3. YouTube is Still King, But the social video ecosystem is becoming crowded with alternative opportunities
YouTube is almost always the default video hub for brands and it almost always should be: it’s free to use, has unparalleled reach, features integration with Google’s other services and thus has the search equity benefit. Not only that, but it’s video advertising offerings are a force to be reckoned with in the video ad space. But over the last year or so, Facebook (including Instagram) and Twitter have been investing heavily in video capabilities for content and paid advertising. Facebook for instance, is the clear example of a competing platform trying to challenge YouTube’s reign. From the organic side, there’s the recent News Feed algorithm update that now takes into account video consumption metrics: avg. % viewed, paid/organic completion breakdown, etc. (see some more of the metrics here). That is, however, ONLY available for videos that are uploaded to Facebook’s native player. Any other video link you share will only be able to attribute standard post engagement metrics (likes, comments, shares).

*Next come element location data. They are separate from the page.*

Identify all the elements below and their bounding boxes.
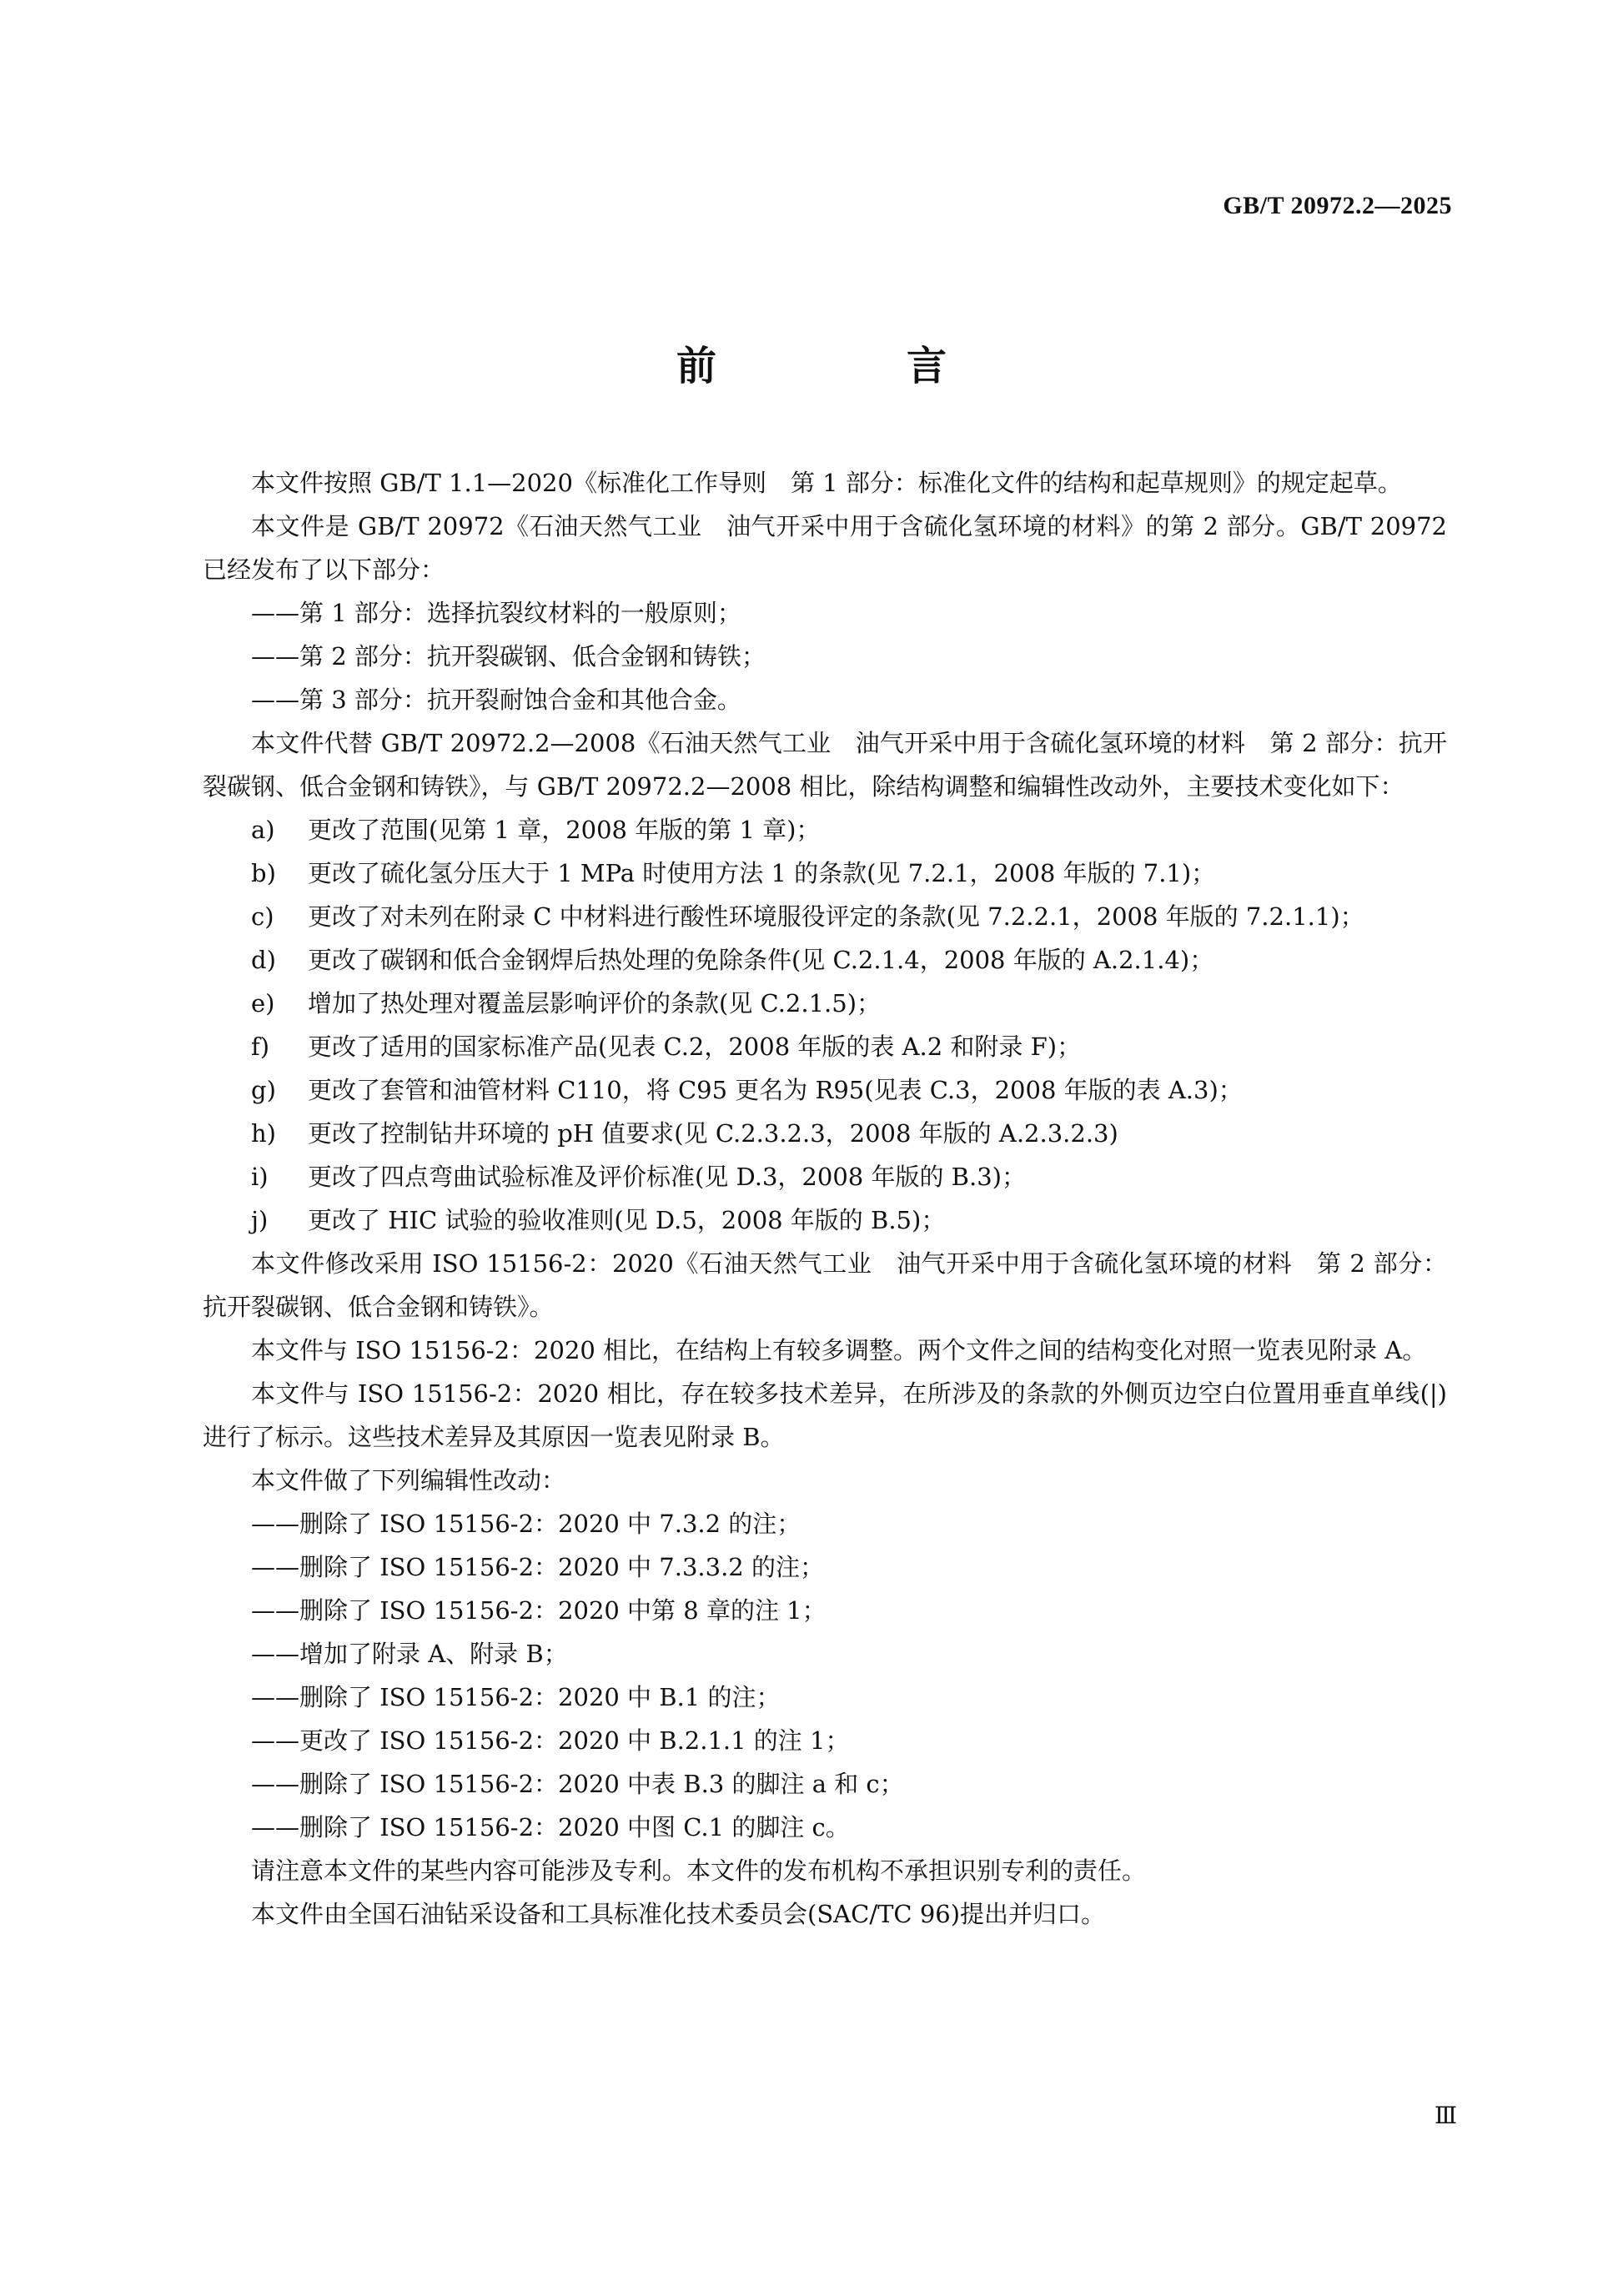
change-marker: b): [251, 859, 276, 887]
change-text: 更改了硫化氢分压大于 1 MPa 时使用方法 1 的条款(见 7.2.1，2008 年版的 7.1)；: [308, 859, 1216, 887]
change-text: 更改了控制钻井环境的 pH 值要求(见 C.2.3.2.3，2008 年版的 A.2.3.2.3): [308, 1119, 1118, 1148]
paragraph-replacement: 本文件代替 GB/T 20972.2—2008《石油天然气工业 油气开采中用于含硫化氢环境的材料 第 2 部分：抗开裂碳钢、低合金钢和铸铁》，与 GB/T 20972.2—2008 相比，除结构调整和编辑性改动外，主要技术变化如下：: [203, 729, 1447, 801]
change-marker: g): [251, 1076, 276, 1104]
part-list-item: ——第 3 部分：抗开裂耐蚀合金和其他合金。: [251, 686, 741, 714]
change-marker: a): [251, 816, 275, 844]
change-item: [203, 895, 1447, 938]
editorial-change-item: ——删除了 ISO 15156-2：2020 中第 8 章的注 1；: [251, 1596, 827, 1625]
paragraph-structure-changes: 本文件与 ISO 15156-2：2020 相比，在结构上有较多调整。两个文件之间的结构变化对照一览表见附录 A。: [251, 1336, 1427, 1364]
paragraph-patent-notice: 请注意本文件的某些内容可能涉及专利。本文件的发布机构不承担识别专利的责任。: [251, 1856, 1147, 1885]
editorial-change-item: ——删除了 ISO 15156-2：2020 中 7.3.3.2 的注；: [251, 1553, 824, 1581]
change-marker: c): [251, 902, 274, 931]
change-marker: d): [251, 946, 276, 974]
editorial-change-item: ——增加了附录 A、附录 B；: [251, 1640, 568, 1668]
standard-code: GB/T 20972.2—2025: [1223, 192, 1452, 219]
change-text: 更改了套管和油管材料 C110，将 C95 更名为 R95(见表 C.3，2008 年版的表 A.3)；: [308, 1076, 1243, 1104]
change-item: [203, 938, 1447, 982]
change-item: [203, 808, 1447, 852]
paragraph-editorial-intro: 本文件做了下列编辑性改动：: [251, 1466, 566, 1495]
editorial-change-item: ——删除了 ISO 15156-2：2020 中 7.3.2 的注；: [251, 1510, 801, 1538]
editorial-change-item: ——更改了 ISO 15156-2：2020 中 B.2.1.1 的注 1；: [251, 1726, 850, 1755]
editorial-change-item: ——删除了 ISO 15156-2：2020 中 B.1 的注；: [251, 1683, 781, 1711]
paragraph-drafting-rules: 本文件按照 GB/T 1.1—2020《标准化工作导则 第 1 部分：标准化文件的结构和起草规则》的规定起草。: [251, 469, 1402, 497]
page-number: Ⅲ: [1434, 2103, 1456, 2129]
change-marker: j): [251, 1206, 269, 1234]
paragraph-series-intro: 本文件是 GB/T 20972《石油天然气工业 油气开采中用于含硫化氢环境的材料》的第 2 部分。GB/T 20972 已经发布了以下部分：: [203, 512, 1447, 584]
change-item: [203, 852, 1447, 895]
change-text: 更改了 HIC 试验的验收准则(见 D.5，2008 年版的 B.5)；: [308, 1206, 946, 1234]
part-list-item: ——第 1 部分：选择抗裂纹材料的一般原则；: [251, 599, 741, 627]
change-item: [203, 1155, 1447, 1198]
paragraph-proposer: 本文件由全国石油钻采设备和工具标准化技术委员会(SAC/TC 96)提出并归口。: [251, 1900, 1106, 1928]
change-item: [203, 1112, 1447, 1155]
change-item: [203, 982, 1447, 1025]
paragraph-iso-adoption: 本文件修改采用 ISO 15156-2：2020《石油天然气工业 油气开采中用于含硫化氢环境的材料 第 2 部分：抗开裂碳钢、低合金钢和铸铁》。: [203, 1249, 1447, 1321]
change-marker: e): [251, 989, 275, 1017]
change-text: 增加了热处理对覆盖层影响评价的条款(见 C.2.1.5)；: [308, 989, 882, 1017]
change-text: 更改了对未列在附录 C 中材料进行酸性环境服役评定的条款(见 7.2.2.1，2008 年版的 7.2.1.1)；: [308, 902, 1364, 931]
change-item: [203, 1068, 1447, 1112]
change-item: [203, 1025, 1447, 1068]
change-text: 更改了碳钢和低合金钢焊后热处理的免除条件(见 C.2.1.4，2008 年版的 A.2.1.4)；: [308, 946, 1214, 974]
change-text: 更改了适用的国家标准产品(见表 C.2，2008 年版的表 A.2 和附录 F)；: [308, 1032, 1082, 1061]
change-text: 更改了四点弯曲试验标准及评价标准(见 D.3，2008 年版的 B.3)；: [308, 1163, 1026, 1191]
part-list-item: ——第 2 部分：抗开裂碳钢、低合金钢和铸铁；: [251, 642, 766, 671]
paragraph-technical-differences: 本文件与 ISO 15156-2：2020 相比，存在较多技术差异，在所涉及的条款的外侧页边空白位置用垂直单线(|)进行了标示。这些技术差异及其原因一览表见附录 B。: [203, 1379, 1447, 1451]
change-text: 更改了范围(见第 1 章，2008 年版的第 1 章)；: [308, 816, 821, 844]
preface-body: [203, 461, 1447, 1936]
change-marker: i): [251, 1163, 269, 1191]
change-marker: f): [251, 1032, 270, 1061]
change-marker: h): [251, 1119, 276, 1148]
page-title: 前 言: [676, 343, 1022, 389]
change-item: [203, 1198, 1447, 1242]
editorial-change-item: ——删除了 ISO 15156-2：2020 中图 C.1 的脚注 c。: [251, 1813, 850, 1841]
editorial-change-item: ——删除了 ISO 15156-2：2020 中表 B.3 的脚注 a 和 c；: [251, 1770, 904, 1798]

In addition, I’ve had trouble recently sharing YouTube links via brand pages, with the player improperly embedding so it prevents playing within the Facebook post itself (in the News Feed). I’ve yet to see any complaints about this in the industry, but I’m going to continue to do some testing. Anyway, this is a two-pronged approach by Facebook to entice marketers via enhanced video measurement, as well as restrict abilities with distributing YouTube links so that we, perhaps, consider using its native video player as an alternative solution for asset hosting and distribution. And then of course there’s the video ads roll-out from early this year that made waves and has now become an increasing staple of its advertising offerings. Solid performance, instant feedback and increase in marketer interest is what why Sheryl Sandberg is “really optimistic over the long run” about Facebook’s video potential and growth.
And while Facebook is the most immediate threat to YouTube and alternative opportunity to marketers, Twitter and Instagram (well, Facebook again) are no slouches and have both made big strides to incorporate video into advertising capabilities. I’m a huge movie nerd and have noticed studios like Universal, Warner Bros. and Paramount leveraging a multi-channel approach for distributing and amplifying teasers, trailers and clips. Just a couple weeks ago, Universal dropped the new Jurassic World trailer online on four different channels, leveraging each respective video player: YouTube, Instagram, Facebook (above) and Twitter (below).
— #JurassicWorld (@JurassicPark) November 25, 2014
But not everyone has the asset luxury of a movie studio. So, would you launch your new video campaign on Facebook or Twitter instead of YouTube? It depends. It depends on your audience, your social equity within those channels and any number of other factors. But the point is that these other big social players understand the importance of having a strong video component to their platforms and are making adjustments to provide marketers with an array of options, which is a good thing, and something that you should consider in 2015.